とある絵描き




小さな頃から
絵を描いていたんだ。

大好きだった。
自分の目で見たものを、感じたものを
たくさんの色で表現して。

誰かが見てくれて、なにかを感じてくれれば
それでよかった。

でも、大きくなるにつれて
周りから評価を受けた。

平凡な構図、平凡な色使い。
君はあまりにも凡人だと。

そう、一笑に付された
それでも、やめなかった。

ただ、自分を表現したかったから。
でも、それは間違いで。

心のどこかでは認められたかったのだろう。
自分の絵は誰かの心を震わせられると
そう信じていたから。

あなたの絵は素晴らしいと言われたかっただけ。
自分が承認欲求の塊になっていく。

醜い化物。
心が、爛ただれ、壊れていく。


そんなある日、本物の天才に出会った。
その絵には、僕が求めたものがつまっていて。

絶望したんだ、その才能に。
称賛を受ける彼に嫉妬をした。

苦しみながらも絵を描く。
僕にはこれしかないから。

天才の彼は、瞬く間に有名になっていく。
僕は、それを地を這うように眺めるしかなくて。

嫉妬や、憎悪を絵にぶつける。
醜く、恐ろしい絵は誰からの
称賛も得られない。



暗く、暗く燃え上がる憎悪の業火。
それに身を焼かれるように、絵を描いた。

描き上げた絵にパレットナイフを突き立てる。
こんなものでは
誰も僕を褒めてくれない。

こんな色じゃ、こんなものじゃ…。
ああ、そうだ。
赤色を使おう。

天才の彼に流れる赤色を使えば
僕の絵は良くなるんじゃないか?

………………

深夜、彼のアトリエに忍び込む。
パレットナイフを握りしめながら。

こんな容易に忍び込めるなんて…
もっと早くに気づけば良かった。

こうすることが一番簡単だったじゃないか。
さあ、赤色を。
その才能を僕に寄越せ。

刹那、壁にかかった絵が見えた。
これは…
僕が描いた絵じゃないか。

この男は、こんなにも僕をバカにしたいのか?
凡人の絵を見ながら
せせら笑いながら
絵を描いていたのか!!

くそっ、くそっ!!
こんな酷いことがあって良いのかよ!

自らの絵に
ナイフを振り上げる。

物音に気づいたのか
彼が目を覚ます。
動じることもなく、こんばんは。
と声をかけてくる。

呆気にとられる僕に彼は
泥棒ですか。

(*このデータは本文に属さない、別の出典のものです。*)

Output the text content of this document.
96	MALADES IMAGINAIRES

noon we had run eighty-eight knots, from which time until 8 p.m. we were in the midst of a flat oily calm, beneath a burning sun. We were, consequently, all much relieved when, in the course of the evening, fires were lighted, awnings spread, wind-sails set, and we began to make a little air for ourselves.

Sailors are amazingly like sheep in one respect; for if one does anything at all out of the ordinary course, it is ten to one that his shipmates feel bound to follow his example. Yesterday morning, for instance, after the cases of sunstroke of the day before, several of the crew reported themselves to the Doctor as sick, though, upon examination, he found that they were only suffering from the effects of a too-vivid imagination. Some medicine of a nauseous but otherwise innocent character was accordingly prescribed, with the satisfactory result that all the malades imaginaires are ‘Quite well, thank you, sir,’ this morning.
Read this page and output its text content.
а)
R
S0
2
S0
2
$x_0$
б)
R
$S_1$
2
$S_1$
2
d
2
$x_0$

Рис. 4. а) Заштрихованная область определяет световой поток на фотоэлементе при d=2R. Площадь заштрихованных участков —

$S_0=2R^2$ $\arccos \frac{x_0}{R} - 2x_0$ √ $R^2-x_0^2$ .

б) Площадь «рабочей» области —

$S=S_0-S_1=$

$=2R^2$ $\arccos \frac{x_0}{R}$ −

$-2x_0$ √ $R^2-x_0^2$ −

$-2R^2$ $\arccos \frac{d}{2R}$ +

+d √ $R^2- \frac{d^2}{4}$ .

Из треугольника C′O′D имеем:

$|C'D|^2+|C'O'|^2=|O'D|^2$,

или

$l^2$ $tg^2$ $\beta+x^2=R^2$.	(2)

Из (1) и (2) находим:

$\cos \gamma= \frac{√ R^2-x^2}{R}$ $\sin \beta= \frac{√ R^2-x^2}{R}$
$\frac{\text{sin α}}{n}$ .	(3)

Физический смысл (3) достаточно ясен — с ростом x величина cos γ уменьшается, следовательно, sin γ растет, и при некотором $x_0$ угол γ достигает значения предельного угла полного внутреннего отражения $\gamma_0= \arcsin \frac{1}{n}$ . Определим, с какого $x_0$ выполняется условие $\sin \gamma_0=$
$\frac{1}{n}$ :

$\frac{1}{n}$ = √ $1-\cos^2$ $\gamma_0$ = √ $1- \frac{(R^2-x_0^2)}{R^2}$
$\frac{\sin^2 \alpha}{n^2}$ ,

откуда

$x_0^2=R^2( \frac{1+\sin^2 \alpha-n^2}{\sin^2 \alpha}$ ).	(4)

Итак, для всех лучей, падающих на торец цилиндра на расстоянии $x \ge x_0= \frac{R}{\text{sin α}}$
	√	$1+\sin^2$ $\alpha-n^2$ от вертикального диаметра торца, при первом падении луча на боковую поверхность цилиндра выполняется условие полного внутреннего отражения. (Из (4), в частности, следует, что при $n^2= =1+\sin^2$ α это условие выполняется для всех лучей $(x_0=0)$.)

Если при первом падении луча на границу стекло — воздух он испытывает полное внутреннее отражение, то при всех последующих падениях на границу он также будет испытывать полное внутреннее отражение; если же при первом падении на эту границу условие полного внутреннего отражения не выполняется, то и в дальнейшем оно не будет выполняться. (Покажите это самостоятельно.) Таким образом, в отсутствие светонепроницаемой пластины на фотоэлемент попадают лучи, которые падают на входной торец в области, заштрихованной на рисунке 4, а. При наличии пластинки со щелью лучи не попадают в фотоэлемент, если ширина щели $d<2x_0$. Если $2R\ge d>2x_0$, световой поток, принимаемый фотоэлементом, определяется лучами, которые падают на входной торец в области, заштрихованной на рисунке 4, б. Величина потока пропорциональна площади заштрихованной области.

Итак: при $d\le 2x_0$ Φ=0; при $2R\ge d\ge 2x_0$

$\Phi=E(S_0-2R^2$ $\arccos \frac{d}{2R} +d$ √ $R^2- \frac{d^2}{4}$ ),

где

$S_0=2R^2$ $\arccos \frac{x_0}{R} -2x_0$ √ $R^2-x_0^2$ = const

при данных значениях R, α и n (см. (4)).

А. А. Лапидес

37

と問う。
答えられなかった。

彼に顔を向けながら
振り上げた腕を力なく降ろす。


ああ、その絵はね。

彼が流暢に語り始める。

私の好きな絵なんだ。
優しくて、力強くて。
絵を通して、描いた方の人柄が伝わってくる。
そんな絵なんだ。
…その絵が私の原点なんだよ。
だから、傷つけないでくれないか?

よろめくように部屋を出る。
ああ、そんな、そんな。

僕の絵を好きだって?
天才の彼が?
なんで、なんで、なんでだよ!

どうして。
僕はこんなに醜くなってしまった?

…ああ、やることが出来た。
捕まる前に、やらなければ。


自らのアトリエに戻り絵を描き始める。
自分が見た、愛した、そんな色で。

………………

何日か掛けて、一枚の絵を描き上げる。
光が射し込む窓辺の絵。

こんな身近に美しいものがあったのに
僕の心はそれを見つけられないくらい
曇っていたのだ。

描き上げた絵に満足をしながら
僕はパレットナイフを手に取る。

誰かに評価された満足感。
自らが犯そうとした罪。

こんな幕引きも悪くないじゃないか。
ナイフをもった手を自らの喉に向かわせた。